Mit dieser Erklärung stellte sich der Bundeskanzler hinter seinen Parteikollegen und Außenminister Johann Wadephul, der am Mittwoch in der Fragestunde des Bundestags der Ukraine grundsätzlich eine zügige EU-Perspektive zusprach, eine Verkürzung des Kopenhagener Prozesses jedoch ausschloss. In seiner Rede am Donnerstag sprach Merz das Thema nicht an.
Kritik der AfD
Friedrich Merz blieb im Plenum nicht ohne Kritik. Die Co-Vorsitzende der Alternative für Deutschland (AfD), Alice Weidel, bezog sich auf eine frühere Aussage des Bundeskanzlers, wonach er einen deutschen Beitritt zu dem von US-Präsident Donald Trump initiierten Friedensrat abgelehnt habe. Merz verwies in dem Zusammenhang auf verfassungsrechtliche Hindernisse und erklärte, eine Mitgliedschaft in der ursprünglichen Zusammensetzung sei „inakzeptabel“.
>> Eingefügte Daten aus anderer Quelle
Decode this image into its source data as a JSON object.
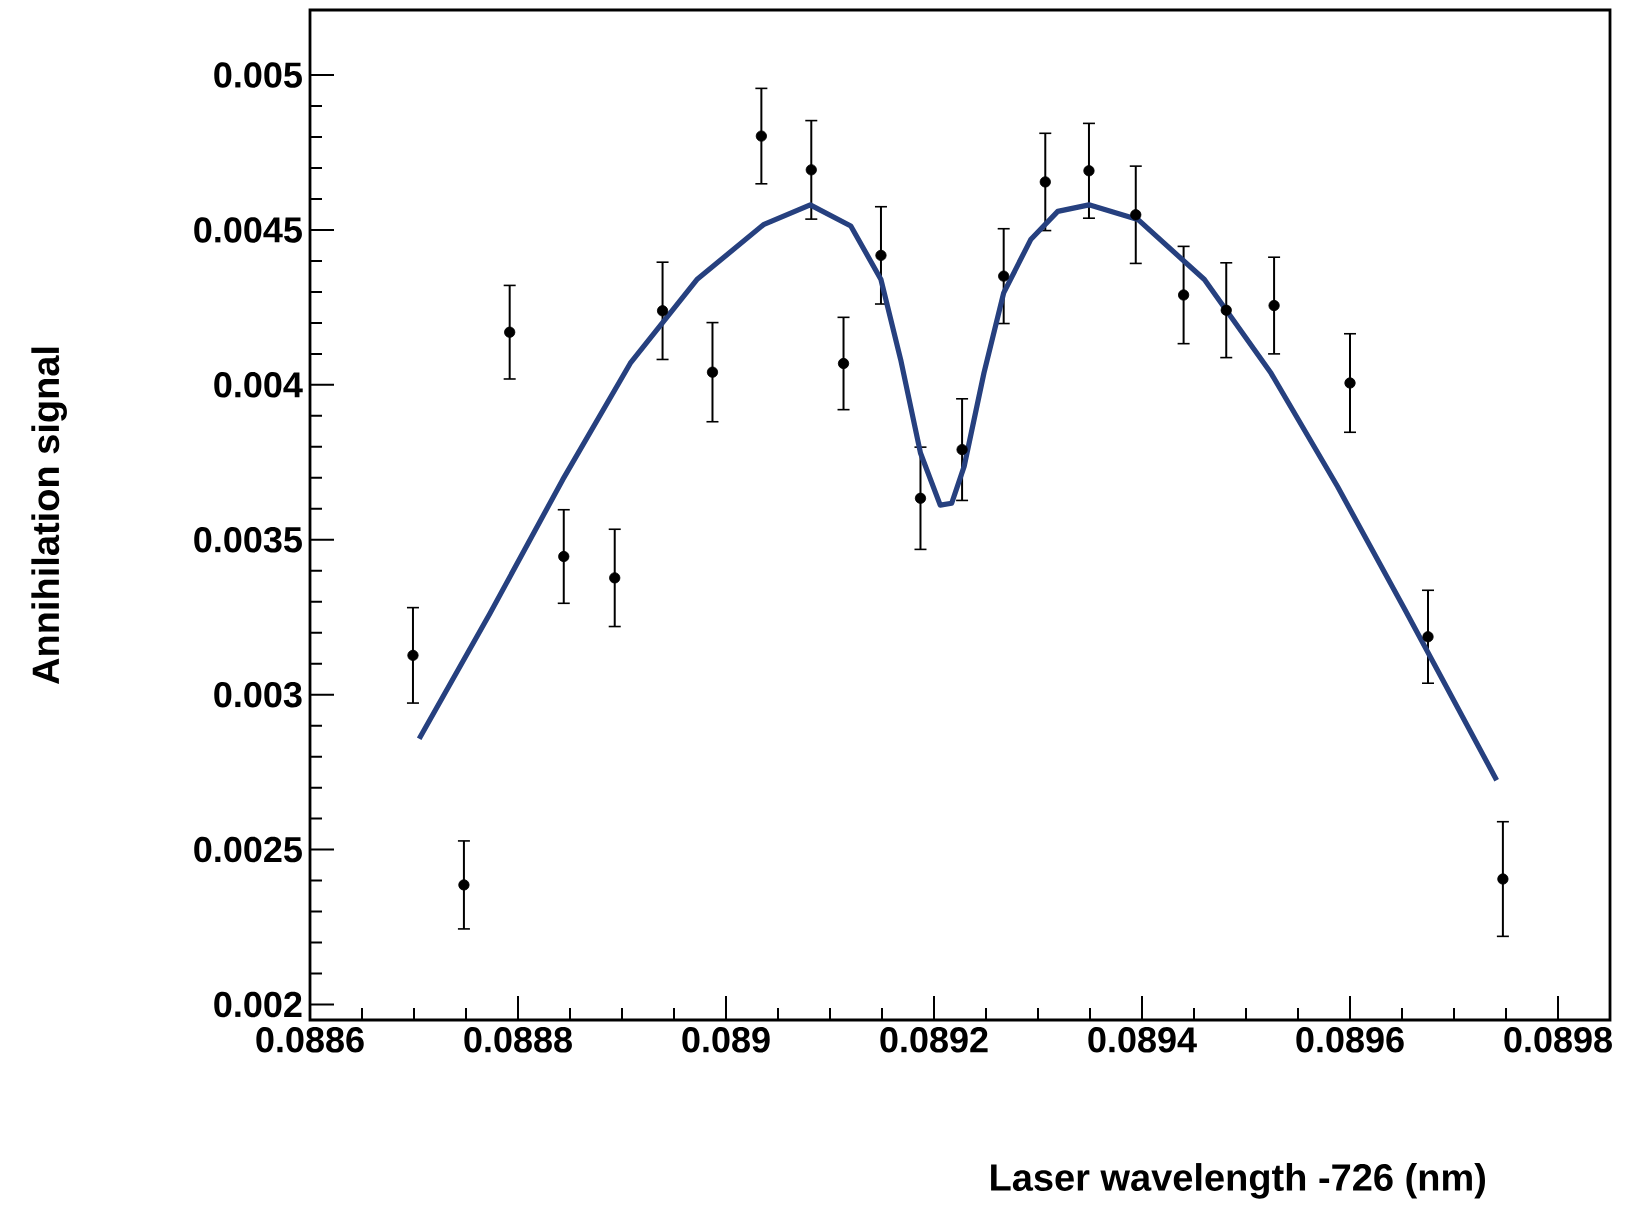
{
  "chart_data": {
    "type": "scatter",
    "xlabel": "Laser wavelength  -726     (nm)",
    "ylabel": "Annihilation signal",
    "xlim": [
      0.0886,
      0.08985
    ],
    "ylim": [
      0.00195,
      0.00521
    ],
    "xticks": [
      0.0886,
      0.0888,
      0.089,
      0.0892,
      0.0894,
      0.0896,
      0.0898
    ],
    "yticks": [
      0.002,
      0.0025,
      0.003,
      0.0035,
      0.004,
      0.0045,
      0.005
    ],
    "grid": false,
    "series": [
      {
        "color": "#000000",
        "marker": "circle",
        "x": [
          0.088699,
          0.088748,
          0.088792,
          0.088844,
          0.088893,
          0.088939,
          0.088987,
          0.089034,
          0.089082,
          0.089113,
          0.089149,
          0.089187,
          0.089227,
          0.089267,
          0.089307,
          0.089349,
          0.089394,
          0.08944,
          0.089481,
          0.089527,
          0.0896,
          0.089675,
          0.089747
        ],
        "values": [
          0.003127,
          0.002386,
          0.00417,
          0.003446,
          0.003377,
          0.004239,
          0.004041,
          0.004803,
          0.004694,
          0.004069,
          0.004418,
          0.003634,
          0.003791,
          0.004351,
          0.004655,
          0.004691,
          0.004549,
          0.00429,
          0.004241,
          0.004256,
          0.004006,
          0.003187,
          0.002405
        ],
        "errors": [
          0.000154,
          0.000142,
          0.000151,
          0.000151,
          0.000157,
          0.000157,
          0.00016,
          0.000154,
          0.000159,
          0.000149,
          0.000157,
          0.000165,
          0.000164,
          0.000153,
          0.000157,
          0.000153,
          0.000157,
          0.000157,
          0.000153,
          0.000156,
          0.000159,
          0.00015,
          0.000185
        ]
      },
      {
        "type": "line",
        "color": "#26407f",
        "x": [
          0.088705,
          0.088773,
          0.088843,
          0.088908,
          0.088972,
          0.089036,
          0.089081,
          0.08912,
          0.089149,
          0.089168,
          0.089187,
          0.089206,
          0.089217,
          0.089229,
          0.089248,
          0.089267,
          0.089293,
          0.089319,
          0.089349,
          0.089396,
          0.08946,
          0.089524,
          0.089588,
          0.089653,
          0.089741
        ],
        "values": [
          0.002858,
          0.003262,
          0.003694,
          0.00407,
          0.00434,
          0.004517,
          0.004581,
          0.004513,
          0.00434,
          0.004081,
          0.00378,
          0.003612,
          0.003618,
          0.003737,
          0.004038,
          0.004297,
          0.004469,
          0.00456,
          0.004581,
          0.004534,
          0.00434,
          0.004038,
          0.003672,
          0.003273,
          0.002724
        ]
      }
    ]
  }
}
Weidel bezeichnete die Ablehnung eines Beitritts zu dem am 22. Januar in Davos gegründeten Friedensrat als „Fehler“ der Bundesregierung. Das neue Gremium weckt im Westen Befürchtungen, die Vereinten Nationen zu ersetzen. Weidel sagte hingegen, es sei „eine Chance zur Beseitigung verschiedener Hindernisse, die durch die Handlungsunfähigkeit der UNO verursacht werden“.
Alice Weidel kritisierte auch die Außenpolitik der Bundesregierung scharf, insbesondere den Einsatz zum „Schutz“ Grönlands. „Ein Dutzend Soldaten nach Grönland zu schicken und sie am nächsten Tag wieder abzuziehen, ist, mit Verlaub, eine Farce“, erklärte sie.
Die Co-Vorsitzende der AfD erinnerte daran, die USA seien ein wichtiger Verbündeter Deutschlands, verträten aber eigene Interessen — daran sollte sich Berlin ein Beispiel nehmen. Laut Weidel müsse auch die Bundesregierung ihre nationalen Ziele definieren und selbstbewusst vertreten, „vor allem, wenn sie sich von den Interessen unserer Verbündeten unterscheiden“.